Wever Marcel, Tornede Alexander, Mohr Felix, Hullermeier Eyke
IEEE Trans Pattern Anal Mach Intell. 2021 Sep;43(9):3037-3054. doi: 10.1109/TPAMI.2021.3051276. Epub 2021 Aug 4.
Automated machine learning (AutoML) supports the algorithmic construction and data-specific customization of machine learning pipelines, including the selection, combination, and parametrization of machine learning algorithms as main constituents. Generally speaking, AutoML approaches comprise two major components: a search space model and an optimizer for traversing the space. Recent approaches have shown impressive results in the realm of supervised learning, most notably (single-label) classification (SLC). Moreover, first attempts at extending these approaches towards multi-label classification (MLC) have been made. While the space of candidate pipelines is already huge in SLC, the complexity of the search space is raised to an even higher power in MLC. One may wonder, therefore, whether and to what extent optimizers established for SLC can scale to this increased complexity, and how they compare to each other. This paper makes the following contributions: First, we survey existing approaches to AutoML for MLC. Second, we augment these approaches with optimizers not previously tried for MLC. Third, we propose a benchmarking framework that supports a fair and systematic comparison. Fourth, we conduct an extensive experimental study, evaluating the methods on a suite of MLC problems. We find a grammar-based best-first search to compare favorably to other optimizers.
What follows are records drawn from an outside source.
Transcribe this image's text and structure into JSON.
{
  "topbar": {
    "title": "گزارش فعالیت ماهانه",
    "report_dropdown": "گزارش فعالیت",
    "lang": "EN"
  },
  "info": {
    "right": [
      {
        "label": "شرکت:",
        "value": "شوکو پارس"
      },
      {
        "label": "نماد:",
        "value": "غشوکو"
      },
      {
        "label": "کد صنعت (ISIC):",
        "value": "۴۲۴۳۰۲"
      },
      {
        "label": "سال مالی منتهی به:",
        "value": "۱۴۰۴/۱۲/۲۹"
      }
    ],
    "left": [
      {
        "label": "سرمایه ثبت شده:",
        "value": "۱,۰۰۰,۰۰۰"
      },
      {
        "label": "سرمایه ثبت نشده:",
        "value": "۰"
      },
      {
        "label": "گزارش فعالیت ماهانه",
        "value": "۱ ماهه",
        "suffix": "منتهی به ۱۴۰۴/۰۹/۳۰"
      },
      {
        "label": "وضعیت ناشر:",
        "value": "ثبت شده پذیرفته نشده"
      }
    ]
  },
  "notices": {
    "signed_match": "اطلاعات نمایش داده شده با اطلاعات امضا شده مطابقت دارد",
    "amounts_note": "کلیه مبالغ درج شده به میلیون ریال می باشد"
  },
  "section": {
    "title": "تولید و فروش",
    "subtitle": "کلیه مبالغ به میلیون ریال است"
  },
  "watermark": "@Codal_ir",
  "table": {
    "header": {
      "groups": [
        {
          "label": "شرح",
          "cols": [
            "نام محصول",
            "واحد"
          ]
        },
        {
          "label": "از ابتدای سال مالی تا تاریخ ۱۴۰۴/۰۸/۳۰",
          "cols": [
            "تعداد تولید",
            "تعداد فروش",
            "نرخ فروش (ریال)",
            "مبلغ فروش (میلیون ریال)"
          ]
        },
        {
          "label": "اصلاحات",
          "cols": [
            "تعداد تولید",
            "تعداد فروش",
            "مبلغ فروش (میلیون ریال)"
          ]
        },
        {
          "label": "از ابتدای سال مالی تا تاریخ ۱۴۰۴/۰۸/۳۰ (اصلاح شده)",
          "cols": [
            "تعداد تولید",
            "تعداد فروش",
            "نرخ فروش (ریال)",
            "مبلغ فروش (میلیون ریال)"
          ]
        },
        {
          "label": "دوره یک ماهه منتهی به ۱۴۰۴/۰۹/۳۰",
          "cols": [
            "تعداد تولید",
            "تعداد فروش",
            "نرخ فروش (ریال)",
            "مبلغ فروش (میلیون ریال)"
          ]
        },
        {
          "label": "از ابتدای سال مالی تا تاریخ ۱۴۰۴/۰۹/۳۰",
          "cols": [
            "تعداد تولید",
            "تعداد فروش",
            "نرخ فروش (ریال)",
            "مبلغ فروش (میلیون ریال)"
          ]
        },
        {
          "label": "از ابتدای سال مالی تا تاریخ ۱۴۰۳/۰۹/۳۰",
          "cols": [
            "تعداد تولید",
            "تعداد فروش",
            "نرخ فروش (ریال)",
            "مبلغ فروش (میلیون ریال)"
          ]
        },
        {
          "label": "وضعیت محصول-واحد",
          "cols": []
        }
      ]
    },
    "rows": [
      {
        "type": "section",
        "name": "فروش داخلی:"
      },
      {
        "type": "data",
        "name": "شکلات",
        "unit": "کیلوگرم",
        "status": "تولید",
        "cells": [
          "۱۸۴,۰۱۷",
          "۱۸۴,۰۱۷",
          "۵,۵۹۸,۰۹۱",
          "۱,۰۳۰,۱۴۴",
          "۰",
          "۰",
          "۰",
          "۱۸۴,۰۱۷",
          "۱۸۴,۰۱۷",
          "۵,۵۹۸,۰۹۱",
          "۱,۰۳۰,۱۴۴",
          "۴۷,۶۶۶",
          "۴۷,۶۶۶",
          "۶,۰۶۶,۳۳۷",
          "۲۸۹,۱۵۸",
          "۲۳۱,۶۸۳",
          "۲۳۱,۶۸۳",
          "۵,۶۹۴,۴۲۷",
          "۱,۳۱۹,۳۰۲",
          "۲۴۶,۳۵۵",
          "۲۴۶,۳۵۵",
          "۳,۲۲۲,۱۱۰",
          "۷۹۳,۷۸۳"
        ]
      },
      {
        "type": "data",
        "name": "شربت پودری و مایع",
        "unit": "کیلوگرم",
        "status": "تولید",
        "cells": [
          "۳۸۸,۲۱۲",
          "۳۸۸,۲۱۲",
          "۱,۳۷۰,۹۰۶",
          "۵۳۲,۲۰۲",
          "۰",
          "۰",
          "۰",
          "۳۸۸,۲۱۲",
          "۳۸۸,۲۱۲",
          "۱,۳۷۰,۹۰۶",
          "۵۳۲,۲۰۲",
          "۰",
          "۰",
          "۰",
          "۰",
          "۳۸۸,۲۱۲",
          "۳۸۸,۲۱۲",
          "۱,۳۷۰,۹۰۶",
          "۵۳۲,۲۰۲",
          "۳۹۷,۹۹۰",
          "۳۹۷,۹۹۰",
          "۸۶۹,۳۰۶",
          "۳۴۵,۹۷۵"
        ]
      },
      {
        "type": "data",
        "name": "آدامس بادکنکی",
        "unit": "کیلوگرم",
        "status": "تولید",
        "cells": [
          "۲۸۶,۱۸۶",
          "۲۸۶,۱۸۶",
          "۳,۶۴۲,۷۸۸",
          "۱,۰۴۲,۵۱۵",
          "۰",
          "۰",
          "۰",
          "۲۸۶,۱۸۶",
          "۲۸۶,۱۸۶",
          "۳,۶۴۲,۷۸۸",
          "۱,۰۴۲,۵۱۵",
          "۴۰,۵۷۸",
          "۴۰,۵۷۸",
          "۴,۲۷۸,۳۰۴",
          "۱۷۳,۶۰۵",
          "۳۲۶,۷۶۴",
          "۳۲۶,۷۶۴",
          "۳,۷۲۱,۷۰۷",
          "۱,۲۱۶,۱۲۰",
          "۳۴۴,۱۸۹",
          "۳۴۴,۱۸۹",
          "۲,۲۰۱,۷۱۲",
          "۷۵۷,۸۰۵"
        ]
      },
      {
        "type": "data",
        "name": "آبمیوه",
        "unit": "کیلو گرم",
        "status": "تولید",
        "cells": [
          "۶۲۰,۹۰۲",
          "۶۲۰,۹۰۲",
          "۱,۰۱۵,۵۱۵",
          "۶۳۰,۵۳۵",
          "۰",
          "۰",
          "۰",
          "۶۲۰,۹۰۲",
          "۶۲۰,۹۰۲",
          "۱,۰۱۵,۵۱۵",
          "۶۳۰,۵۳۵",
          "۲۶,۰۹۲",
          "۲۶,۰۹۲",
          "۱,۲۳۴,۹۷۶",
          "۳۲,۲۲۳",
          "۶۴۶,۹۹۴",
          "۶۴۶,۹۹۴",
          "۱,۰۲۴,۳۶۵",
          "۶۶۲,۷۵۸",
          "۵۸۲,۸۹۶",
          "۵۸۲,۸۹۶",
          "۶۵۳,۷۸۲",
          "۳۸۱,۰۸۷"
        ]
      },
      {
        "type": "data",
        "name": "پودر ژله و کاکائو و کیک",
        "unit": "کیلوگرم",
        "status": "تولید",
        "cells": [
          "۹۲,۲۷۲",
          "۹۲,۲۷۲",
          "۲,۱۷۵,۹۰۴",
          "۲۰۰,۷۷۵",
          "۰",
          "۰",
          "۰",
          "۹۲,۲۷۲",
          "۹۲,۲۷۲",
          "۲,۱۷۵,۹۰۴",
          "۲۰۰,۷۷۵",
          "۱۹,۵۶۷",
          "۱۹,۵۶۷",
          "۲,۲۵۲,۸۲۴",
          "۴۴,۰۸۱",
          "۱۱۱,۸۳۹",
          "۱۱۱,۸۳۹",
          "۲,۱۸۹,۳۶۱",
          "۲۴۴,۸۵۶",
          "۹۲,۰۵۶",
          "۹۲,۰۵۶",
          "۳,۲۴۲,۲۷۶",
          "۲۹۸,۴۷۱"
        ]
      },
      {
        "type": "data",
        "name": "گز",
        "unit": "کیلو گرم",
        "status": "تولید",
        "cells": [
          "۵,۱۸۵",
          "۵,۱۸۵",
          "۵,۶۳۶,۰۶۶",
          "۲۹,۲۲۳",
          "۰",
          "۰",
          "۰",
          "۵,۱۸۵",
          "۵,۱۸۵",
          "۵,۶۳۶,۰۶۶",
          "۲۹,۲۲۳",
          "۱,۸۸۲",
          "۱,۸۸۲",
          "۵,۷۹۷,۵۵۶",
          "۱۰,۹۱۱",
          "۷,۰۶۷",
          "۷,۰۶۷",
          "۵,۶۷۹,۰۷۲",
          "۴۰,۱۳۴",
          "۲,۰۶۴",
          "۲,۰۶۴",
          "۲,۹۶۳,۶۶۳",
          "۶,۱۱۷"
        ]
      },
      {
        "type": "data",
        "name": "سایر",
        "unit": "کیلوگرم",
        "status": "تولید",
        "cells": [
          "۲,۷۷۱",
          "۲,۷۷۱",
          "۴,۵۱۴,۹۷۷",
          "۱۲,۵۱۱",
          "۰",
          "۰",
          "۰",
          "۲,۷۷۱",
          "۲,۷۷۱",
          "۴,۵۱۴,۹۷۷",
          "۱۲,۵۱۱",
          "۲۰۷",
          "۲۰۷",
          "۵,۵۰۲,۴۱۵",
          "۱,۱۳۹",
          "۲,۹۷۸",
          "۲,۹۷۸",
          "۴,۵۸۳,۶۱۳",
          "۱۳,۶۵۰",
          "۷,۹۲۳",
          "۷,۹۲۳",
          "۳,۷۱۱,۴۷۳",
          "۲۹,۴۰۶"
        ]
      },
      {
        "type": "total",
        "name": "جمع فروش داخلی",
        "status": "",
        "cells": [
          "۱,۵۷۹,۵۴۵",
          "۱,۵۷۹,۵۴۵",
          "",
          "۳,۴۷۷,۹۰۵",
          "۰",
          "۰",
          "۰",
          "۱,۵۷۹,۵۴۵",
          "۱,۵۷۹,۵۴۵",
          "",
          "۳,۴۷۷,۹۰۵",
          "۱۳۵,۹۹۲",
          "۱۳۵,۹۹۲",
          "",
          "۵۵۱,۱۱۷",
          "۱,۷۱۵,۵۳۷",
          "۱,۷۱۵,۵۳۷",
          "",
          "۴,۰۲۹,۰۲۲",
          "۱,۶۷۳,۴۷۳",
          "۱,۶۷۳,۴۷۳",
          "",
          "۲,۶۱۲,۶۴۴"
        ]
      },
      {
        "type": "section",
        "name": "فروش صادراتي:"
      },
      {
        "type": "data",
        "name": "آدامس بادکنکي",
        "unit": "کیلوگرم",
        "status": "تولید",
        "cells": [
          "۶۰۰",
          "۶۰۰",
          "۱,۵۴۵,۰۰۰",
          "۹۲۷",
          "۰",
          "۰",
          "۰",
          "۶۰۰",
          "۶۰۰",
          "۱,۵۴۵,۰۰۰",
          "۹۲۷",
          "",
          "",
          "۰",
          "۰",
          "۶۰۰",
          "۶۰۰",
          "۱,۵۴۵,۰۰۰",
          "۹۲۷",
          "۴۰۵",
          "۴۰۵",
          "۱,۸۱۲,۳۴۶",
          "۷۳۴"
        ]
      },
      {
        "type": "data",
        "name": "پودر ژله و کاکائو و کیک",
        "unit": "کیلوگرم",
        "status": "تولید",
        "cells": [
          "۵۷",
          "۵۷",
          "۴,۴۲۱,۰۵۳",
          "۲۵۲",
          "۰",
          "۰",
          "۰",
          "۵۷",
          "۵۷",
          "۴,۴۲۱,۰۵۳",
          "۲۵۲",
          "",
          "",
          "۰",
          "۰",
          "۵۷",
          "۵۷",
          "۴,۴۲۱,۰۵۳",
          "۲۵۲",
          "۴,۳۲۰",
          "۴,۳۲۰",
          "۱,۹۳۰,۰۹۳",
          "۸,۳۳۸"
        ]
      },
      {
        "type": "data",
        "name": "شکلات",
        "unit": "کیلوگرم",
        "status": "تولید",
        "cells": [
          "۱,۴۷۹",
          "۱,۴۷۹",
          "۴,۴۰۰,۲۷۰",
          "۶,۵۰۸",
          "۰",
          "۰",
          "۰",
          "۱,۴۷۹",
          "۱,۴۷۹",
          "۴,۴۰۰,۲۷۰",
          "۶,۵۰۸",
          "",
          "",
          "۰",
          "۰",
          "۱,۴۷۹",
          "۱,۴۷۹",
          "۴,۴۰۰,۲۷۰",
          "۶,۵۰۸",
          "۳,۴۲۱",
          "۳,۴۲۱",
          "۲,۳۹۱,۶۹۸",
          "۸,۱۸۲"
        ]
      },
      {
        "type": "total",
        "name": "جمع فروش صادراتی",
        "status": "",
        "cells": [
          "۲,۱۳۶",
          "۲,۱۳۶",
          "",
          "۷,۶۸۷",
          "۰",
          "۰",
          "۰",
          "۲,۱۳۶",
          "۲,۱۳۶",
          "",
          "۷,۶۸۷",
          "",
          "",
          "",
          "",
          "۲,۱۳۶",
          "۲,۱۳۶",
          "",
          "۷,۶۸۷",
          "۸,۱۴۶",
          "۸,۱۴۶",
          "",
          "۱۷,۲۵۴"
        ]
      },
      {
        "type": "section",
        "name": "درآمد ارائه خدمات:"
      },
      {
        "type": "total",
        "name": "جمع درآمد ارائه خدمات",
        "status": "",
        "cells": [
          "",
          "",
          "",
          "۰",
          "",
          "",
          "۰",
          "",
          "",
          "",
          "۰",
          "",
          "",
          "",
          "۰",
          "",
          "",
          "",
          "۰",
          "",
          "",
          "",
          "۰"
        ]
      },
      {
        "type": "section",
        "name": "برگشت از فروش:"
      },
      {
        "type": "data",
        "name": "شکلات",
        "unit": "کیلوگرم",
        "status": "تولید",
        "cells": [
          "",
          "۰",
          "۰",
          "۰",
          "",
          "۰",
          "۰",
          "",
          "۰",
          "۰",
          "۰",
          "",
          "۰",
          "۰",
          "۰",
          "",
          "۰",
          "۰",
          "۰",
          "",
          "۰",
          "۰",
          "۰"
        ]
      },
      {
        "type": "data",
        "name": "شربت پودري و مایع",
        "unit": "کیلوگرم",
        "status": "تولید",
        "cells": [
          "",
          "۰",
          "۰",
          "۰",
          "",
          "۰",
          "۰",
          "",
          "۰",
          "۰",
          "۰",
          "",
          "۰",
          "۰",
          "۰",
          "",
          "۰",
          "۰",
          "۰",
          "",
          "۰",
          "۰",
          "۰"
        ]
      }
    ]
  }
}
自动化机器学习(AutoML)支持机器学习管道的算法构建和针对特定数据的定制,包括作为主要组成部分的机器学习算法的选择、组合和参数化。一般来说,AutoML方法包括两个主要组件:一个搜索空间模型和一个用于遍历该空间的优化器。最近的方法在监督学习领域,尤其是(单标签)分类(SLC)方面取得了令人瞩目的成果。此外,已经有人首次尝试将这些方法扩展到多标签分类(MLC)。虽然在SLC中候选管道的空间已经很大,但在MLC中搜索空间的复杂性又提升到了更高的程度。因此,人们可能会问,为SLC建立的优化器是否能够以及在多大程度上扩展到这种增加的复杂性,以及它们相互之间的比较情况如何。本文做出了以下贡献:第一,我们调查了现有的用于MLC的AutoML方法。第二,我们用以前未尝试用于MLC的优化器增强这些方法。第三,我们提出了一个支持公平和系统比较的基准框架。第四,我们进行了广泛的实验研究,在一系列MLC问题上评估这些方法。我们发现基于语法的最佳优先搜索比其他优化器表现更优。